Loin d’être soumise à la seule logique de la présence convoquée par le ça a été, l’image photographique obéit à plusieurs logiques temporelles et de discours. Initialement au service de la propagande totalitaire et de ses pulsions scopiques, il n’est pas rare que l’image change radicalement de signe pour passer du stigmate (image répondant aux stéréotypes de la discrimination ou à une logique de violence pornographique exigée par le régime totalitaire) à l’icône, incarnation de la victime, du martyre ou du héros, véritable pars pro toto qui risque à tout moment de la précipiter dans sa fétichisation.

À partir de l’analyse d’images qui illustrent particulièrement bien cette migration du stigmate au fétiche, le séminaire souhaiterait interroger la temporalité propre à l’image. L’hypothèse est qu’elle converge sur plusieurs points avec la temporalité psychique développée par la psychanalyse et notamment avec la notion de Nachträglichkeit (après-coup) qui caractérise le processus de réorganisation et de réinscription des événements traumatiques.

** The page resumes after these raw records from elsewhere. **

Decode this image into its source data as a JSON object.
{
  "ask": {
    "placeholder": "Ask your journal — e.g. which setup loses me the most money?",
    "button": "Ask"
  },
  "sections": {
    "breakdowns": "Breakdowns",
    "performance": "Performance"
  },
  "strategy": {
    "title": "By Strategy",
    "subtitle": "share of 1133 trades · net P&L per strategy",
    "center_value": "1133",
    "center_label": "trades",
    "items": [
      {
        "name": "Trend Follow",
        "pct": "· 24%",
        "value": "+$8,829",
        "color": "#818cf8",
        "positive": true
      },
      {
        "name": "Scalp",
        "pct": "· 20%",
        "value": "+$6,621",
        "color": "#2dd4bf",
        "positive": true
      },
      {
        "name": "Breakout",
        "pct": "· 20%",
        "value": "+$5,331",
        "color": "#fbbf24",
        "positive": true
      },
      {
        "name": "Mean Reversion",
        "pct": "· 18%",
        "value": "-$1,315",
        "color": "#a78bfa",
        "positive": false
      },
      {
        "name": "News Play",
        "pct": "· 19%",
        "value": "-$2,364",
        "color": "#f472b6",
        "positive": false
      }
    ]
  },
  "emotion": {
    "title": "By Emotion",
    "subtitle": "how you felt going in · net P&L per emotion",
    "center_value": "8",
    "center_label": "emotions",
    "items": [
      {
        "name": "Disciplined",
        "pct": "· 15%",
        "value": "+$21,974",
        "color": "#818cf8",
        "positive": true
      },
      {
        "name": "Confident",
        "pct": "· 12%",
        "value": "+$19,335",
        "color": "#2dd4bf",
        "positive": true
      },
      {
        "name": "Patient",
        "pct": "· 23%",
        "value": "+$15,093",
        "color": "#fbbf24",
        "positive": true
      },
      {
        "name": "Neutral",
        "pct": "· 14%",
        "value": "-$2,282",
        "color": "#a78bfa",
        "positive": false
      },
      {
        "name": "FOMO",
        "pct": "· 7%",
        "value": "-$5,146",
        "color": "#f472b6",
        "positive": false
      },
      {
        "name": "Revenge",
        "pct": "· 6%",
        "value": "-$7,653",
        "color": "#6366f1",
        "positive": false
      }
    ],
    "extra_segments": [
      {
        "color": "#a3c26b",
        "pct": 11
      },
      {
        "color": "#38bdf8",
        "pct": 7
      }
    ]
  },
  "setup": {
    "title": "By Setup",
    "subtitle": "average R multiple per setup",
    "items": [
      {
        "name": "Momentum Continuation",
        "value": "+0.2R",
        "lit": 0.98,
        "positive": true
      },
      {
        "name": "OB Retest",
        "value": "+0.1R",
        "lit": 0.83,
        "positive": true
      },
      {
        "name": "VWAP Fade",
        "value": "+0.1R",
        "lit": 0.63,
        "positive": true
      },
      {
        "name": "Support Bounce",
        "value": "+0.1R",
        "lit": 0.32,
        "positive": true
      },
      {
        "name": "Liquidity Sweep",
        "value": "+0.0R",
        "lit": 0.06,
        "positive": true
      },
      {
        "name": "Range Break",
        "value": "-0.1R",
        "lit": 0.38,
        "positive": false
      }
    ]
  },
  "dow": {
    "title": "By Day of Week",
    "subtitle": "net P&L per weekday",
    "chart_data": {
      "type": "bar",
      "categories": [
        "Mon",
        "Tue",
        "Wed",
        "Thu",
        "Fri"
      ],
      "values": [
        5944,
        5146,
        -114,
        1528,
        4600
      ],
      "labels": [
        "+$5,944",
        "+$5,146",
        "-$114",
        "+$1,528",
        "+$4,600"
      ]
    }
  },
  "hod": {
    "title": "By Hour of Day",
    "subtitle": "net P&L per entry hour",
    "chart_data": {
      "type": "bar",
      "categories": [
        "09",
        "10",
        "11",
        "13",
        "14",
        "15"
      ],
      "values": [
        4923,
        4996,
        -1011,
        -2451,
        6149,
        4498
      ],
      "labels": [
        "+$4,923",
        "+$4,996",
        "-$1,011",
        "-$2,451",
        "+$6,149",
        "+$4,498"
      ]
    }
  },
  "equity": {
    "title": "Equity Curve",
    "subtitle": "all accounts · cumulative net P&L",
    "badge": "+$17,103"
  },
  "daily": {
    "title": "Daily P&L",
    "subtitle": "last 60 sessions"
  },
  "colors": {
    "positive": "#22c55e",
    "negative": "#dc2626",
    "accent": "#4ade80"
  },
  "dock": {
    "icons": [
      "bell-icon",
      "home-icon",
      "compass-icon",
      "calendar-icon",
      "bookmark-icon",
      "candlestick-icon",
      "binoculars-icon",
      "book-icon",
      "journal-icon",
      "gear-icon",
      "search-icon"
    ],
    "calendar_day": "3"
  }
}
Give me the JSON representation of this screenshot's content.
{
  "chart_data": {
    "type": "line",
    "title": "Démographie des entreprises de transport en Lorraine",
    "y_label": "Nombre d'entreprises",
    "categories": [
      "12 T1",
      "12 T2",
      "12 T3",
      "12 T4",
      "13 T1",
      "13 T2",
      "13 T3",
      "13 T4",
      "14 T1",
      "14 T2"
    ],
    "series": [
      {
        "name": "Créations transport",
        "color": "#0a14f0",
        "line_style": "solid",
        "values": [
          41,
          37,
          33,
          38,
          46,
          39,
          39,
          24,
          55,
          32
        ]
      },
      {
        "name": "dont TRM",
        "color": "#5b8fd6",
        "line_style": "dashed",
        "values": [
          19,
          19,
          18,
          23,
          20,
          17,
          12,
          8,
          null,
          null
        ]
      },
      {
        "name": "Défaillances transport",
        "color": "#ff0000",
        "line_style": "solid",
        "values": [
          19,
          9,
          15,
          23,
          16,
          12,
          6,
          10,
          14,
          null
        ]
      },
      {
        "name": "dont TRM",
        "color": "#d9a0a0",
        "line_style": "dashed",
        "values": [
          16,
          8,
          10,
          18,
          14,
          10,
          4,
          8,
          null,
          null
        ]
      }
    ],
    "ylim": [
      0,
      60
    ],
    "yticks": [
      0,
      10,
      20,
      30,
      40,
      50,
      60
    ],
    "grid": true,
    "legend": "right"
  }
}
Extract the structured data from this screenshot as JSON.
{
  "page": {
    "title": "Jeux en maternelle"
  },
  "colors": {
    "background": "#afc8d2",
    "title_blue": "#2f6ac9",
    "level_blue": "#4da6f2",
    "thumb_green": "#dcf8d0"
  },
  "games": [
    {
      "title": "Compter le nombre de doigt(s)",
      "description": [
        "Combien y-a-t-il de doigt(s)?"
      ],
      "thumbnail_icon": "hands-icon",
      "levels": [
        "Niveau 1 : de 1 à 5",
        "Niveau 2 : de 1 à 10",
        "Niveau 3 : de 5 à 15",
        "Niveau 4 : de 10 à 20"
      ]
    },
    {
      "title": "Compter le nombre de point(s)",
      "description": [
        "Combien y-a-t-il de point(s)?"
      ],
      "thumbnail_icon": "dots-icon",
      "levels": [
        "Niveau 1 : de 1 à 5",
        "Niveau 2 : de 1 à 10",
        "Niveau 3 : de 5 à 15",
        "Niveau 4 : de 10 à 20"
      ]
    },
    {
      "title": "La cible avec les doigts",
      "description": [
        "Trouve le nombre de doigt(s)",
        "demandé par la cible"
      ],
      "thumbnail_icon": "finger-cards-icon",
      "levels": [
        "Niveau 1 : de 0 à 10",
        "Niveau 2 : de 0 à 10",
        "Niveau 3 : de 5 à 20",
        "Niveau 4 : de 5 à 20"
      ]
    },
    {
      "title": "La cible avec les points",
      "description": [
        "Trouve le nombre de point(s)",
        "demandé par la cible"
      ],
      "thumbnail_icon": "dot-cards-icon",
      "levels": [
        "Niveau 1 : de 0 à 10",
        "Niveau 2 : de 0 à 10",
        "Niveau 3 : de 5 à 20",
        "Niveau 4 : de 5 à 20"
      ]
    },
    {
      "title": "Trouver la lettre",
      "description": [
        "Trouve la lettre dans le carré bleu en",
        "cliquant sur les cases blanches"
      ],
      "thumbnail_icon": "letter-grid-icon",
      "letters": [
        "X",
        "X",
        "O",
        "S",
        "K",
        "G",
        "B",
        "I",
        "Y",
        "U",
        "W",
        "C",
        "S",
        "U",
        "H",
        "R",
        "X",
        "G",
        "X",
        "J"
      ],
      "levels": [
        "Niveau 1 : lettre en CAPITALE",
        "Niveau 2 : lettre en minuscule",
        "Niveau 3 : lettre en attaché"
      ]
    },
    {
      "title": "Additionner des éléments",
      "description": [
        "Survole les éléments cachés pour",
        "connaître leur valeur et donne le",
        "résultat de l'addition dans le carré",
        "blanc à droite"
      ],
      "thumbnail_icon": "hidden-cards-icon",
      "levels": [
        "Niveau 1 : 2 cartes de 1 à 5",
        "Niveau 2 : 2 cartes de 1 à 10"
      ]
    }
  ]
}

Les diverses conférences vont montrer que, si l’on reconnaît à l’image cette temporalité anachronique, rétroactive et paradoxale, les catégories d’irreprésentable, d’inimaginable et d’indicible cessent d’être efficaces et pertinentes pour une lecture des événements traumatiques de l’histoire.

Emmanuel Alloa est philosophe et théoricien de l’image. Maître de conférences en philosophie auprès de l’Université de Saint-Gall (Suisse), il est Senior Fellow auprès du Centre eikones sur l’image (Bâle) et enseigne l’esthétique au département d’Arts plastiques à l’Université de Paris 8. Dernières publications : La résistance du sensible (Kimé, 2008), Penser l’image (Presses du réel, 2010), L’Image diaphane (diaphanes, 2011), Du sensible à l’œuvre (La lettre volée, 2012). Il codirige auprès des Presses du réel la collection « Perceptions » dédiée à la logique du visuel et à ses transformations contemporaines. Ses recherches actuelles portent sur l’image testimoniale.